A recent study by the European Central Bank (ECB) has revealed that accelerating the transition to a greener economy would be more cost-effective for euro zone companies, households, and the banks serving them compared to delaying the process.
This "climate stress test" conducted by the ECB is one of the most comprehensive studies on the economic implications of achieving emission-reduction goals in line with the Paris Agreement. It analyzed data from 2.9 million companies and 600 banks in the euro area with a combined exposure of nearly €3 trillion ($3.22 trillion).
The study indicates that implementing green policies and investments to phase out fossil fuels and promote energy efficiency sooner rather than later would lead to fewer defaults by households and companies, resulting in reduced losses for banks through 2030. Under an "accelerated transition" scenario, euro zone firms would invest around €2 trillion by 2025 to reduce their emissions, as opposed to €500 billion under scenarios with delayed transitions.

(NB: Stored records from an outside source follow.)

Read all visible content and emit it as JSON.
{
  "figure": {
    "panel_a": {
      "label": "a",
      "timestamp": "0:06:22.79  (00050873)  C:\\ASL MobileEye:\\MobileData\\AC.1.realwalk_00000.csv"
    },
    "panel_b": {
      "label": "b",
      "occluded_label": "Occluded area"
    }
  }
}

While this approach would lead to an initial 10% rise in energy costs for households by 2025, these expenses would stabilize. The ECB suggests that despite these higher initial costs, the long-term benefits include lower energy expenses and reduced financial risks, which would result in banks' annual losses on loans peaking at €13 billion in 2026, gradually decreasing to €6.6 billion by 2030.

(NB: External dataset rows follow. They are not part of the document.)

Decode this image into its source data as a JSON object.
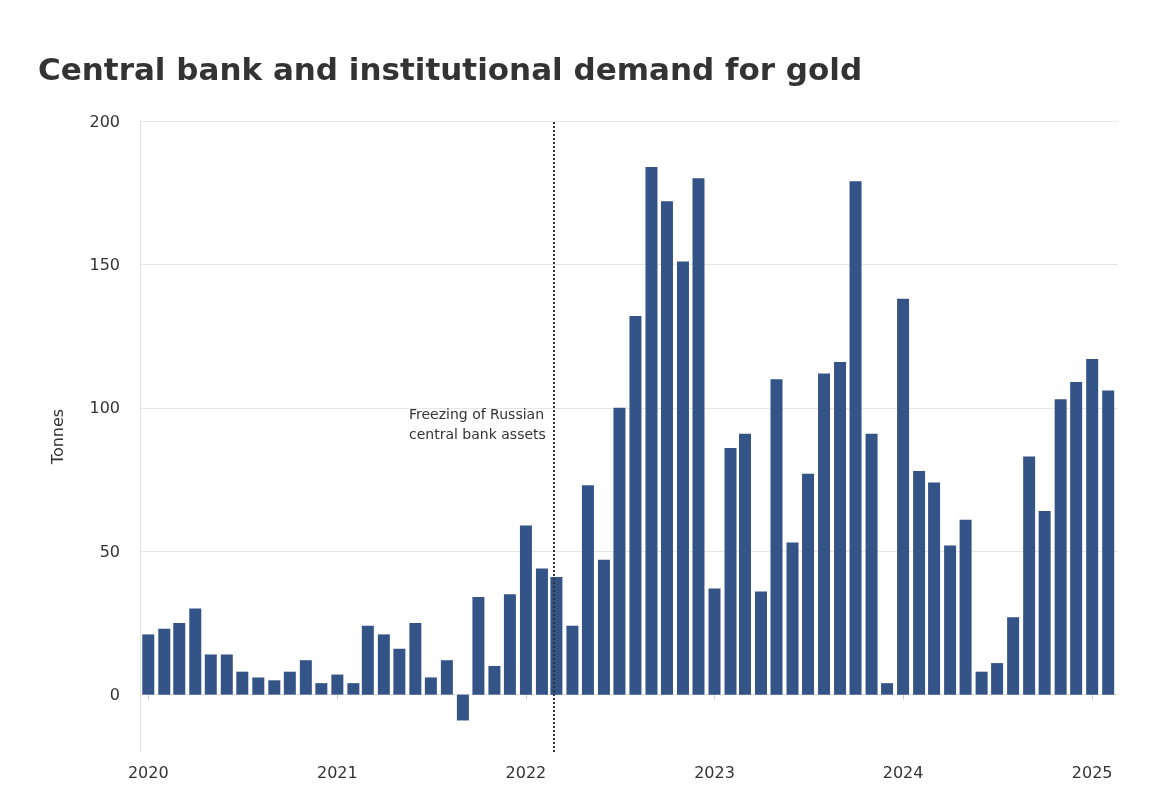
{
  "chart_data": {
    "type": "bar",
    "title": "Central bank and institutional demand for gold",
    "ylabel": "Tonnes",
    "x": [
      "2020-01",
      "2020-02",
      "2020-03",
      "2020-04",
      "2020-05",
      "2020-06",
      "2020-07",
      "2020-08",
      "2020-09",
      "2020-10",
      "2020-11",
      "2020-12",
      "2021-01",
      "2021-02",
      "2021-03",
      "2021-04",
      "2021-05",
      "2021-06",
      "2021-07",
      "2021-08",
      "2021-09",
      "2021-10",
      "2021-11",
      "2021-12",
      "2022-01",
      "2022-02",
      "2022-03",
      "2022-04",
      "2022-05",
      "2022-06",
      "2022-07",
      "2022-08",
      "2022-09",
      "2022-10",
      "2022-11",
      "2022-12",
      "2023-01",
      "2023-02",
      "2023-03",
      "2023-04",
      "2023-05",
      "2023-06",
      "2023-07",
      "2023-08",
      "2023-09",
      "2023-10",
      "2023-11",
      "2023-12",
      "2024-01",
      "2024-02",
      "2024-03",
      "2024-04",
      "2024-05",
      "2024-06",
      "2024-07",
      "2024-08",
      "2024-09",
      "2024-10",
      "2024-11",
      "2024-12",
      "2025-01",
      "2025-02"
    ],
    "values": [
      21,
      23,
      25,
      30,
      14,
      14,
      8,
      6,
      5,
      8,
      12,
      4,
      7,
      4,
      24,
      21,
      16,
      25,
      6,
      12,
      -9,
      34,
      10,
      35,
      59,
      44,
      41,
      24,
      73,
      47,
      100,
      132,
      184,
      172,
      151,
      180,
      37,
      86,
      91,
      36,
      110,
      53,
      77,
      112,
      116,
      179,
      91,
      4,
      138,
      78,
      74,
      52,
      61,
      8,
      11,
      27,
      83,
      64,
      103,
      109,
      117,
      106
    ],
    "color": "#345487",
    "xlim": [
      "2019-12-16",
      "2025-02-20"
    ],
    "xticks": [
      "2020",
      "2021",
      "2022",
      "2023",
      "2024",
      "2025"
    ],
    "ylim": [
      -20,
      200
    ],
    "yticks": [
      0,
      50,
      100,
      150,
      200
    ],
    "grid": "y",
    "ref_lines": [
      {
        "axis": "x",
        "value": "2022-02-24",
        "label": "Freezing of Russian\ncentral bank assets",
        "color": "#333333",
        "line_style": "dotted"
      }
    ]
  }
}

In contrast, a scenario where most transition costs are postponed until 2026 and beyond would see annual losses for banks steadily increase to €21 billion in 2029. Over the cumulative period, banks would experience losses equal to 0.7% of their loans by 2030 under the accelerated transition, compared to 0.9% under the delayed approach.

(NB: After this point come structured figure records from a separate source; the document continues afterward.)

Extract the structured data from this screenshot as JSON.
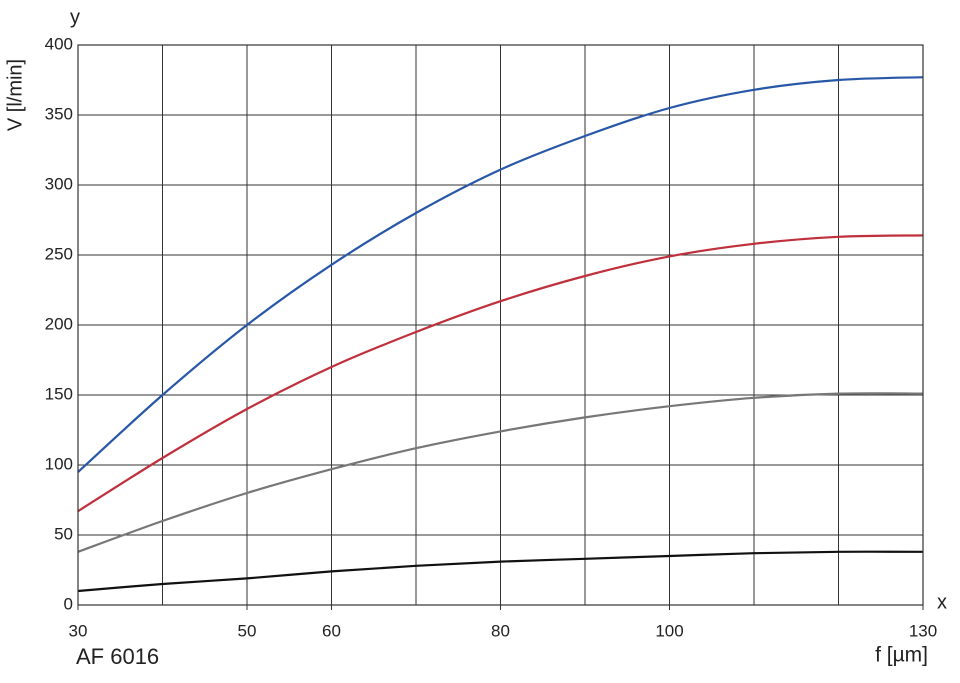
{
  "chart_data": {
    "type": "line",
    "y_axis_letter": "y",
    "x_axis_letter": "x",
    "y_label": "V [l/min]",
    "x_label": "f [µm]",
    "caption": "AF 6016",
    "x": [
      30,
      40,
      50,
      60,
      70,
      80,
      90,
      100,
      110,
      120,
      130
    ],
    "series": [
      {
        "color": "#2857a8",
        "values": [
          95,
          150,
          200,
          243,
          280,
          311,
          335,
          355,
          368,
          375,
          377
        ]
      },
      {
        "color": "#c0303c",
        "values": [
          67,
          105,
          140,
          170,
          195,
          217,
          235,
          249,
          258,
          263,
          264
        ]
      },
      {
        "color": "#777777",
        "values": [
          38,
          60,
          80,
          97,
          112,
          124,
          134,
          142,
          148,
          151,
          151
        ]
      },
      {
        "color": "#111111",
        "values": [
          10,
          15,
          19,
          24,
          28,
          31,
          33,
          35,
          37,
          38,
          38
        ]
      }
    ],
    "xlim": [
      30,
      130
    ],
    "xticks": [
      30,
      50,
      60,
      80,
      100,
      130
    ],
    "xgrid": [
      30,
      40,
      50,
      60,
      70,
      80,
      90,
      100,
      110,
      120,
      130
    ],
    "ylim": [
      0,
      400
    ],
    "yticks": [
      0,
      50,
      100,
      150,
      200,
      250,
      300,
      350,
      400
    ],
    "grid": true
  }
}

It's worth noting that these losses would be concentrated among a small number of large banks, with 2% of lenders accounting for 75% of the total expected losses by 2030 in the delayed transition scenario. This discrepancy arises because larger banks tend to issue more unsecured loans, which, without collateral, result in more significant losses when unpaid.
The study also highlights that sectors with high emissions, such as mining, manufacturing, and electricity companies, would experience the greatest increase in defaults if the transition is delayed. This research underscores the potential benefits of a swift transition to a greener economy, not only in terms of environmental impact but also in terms of economic stability and resilience.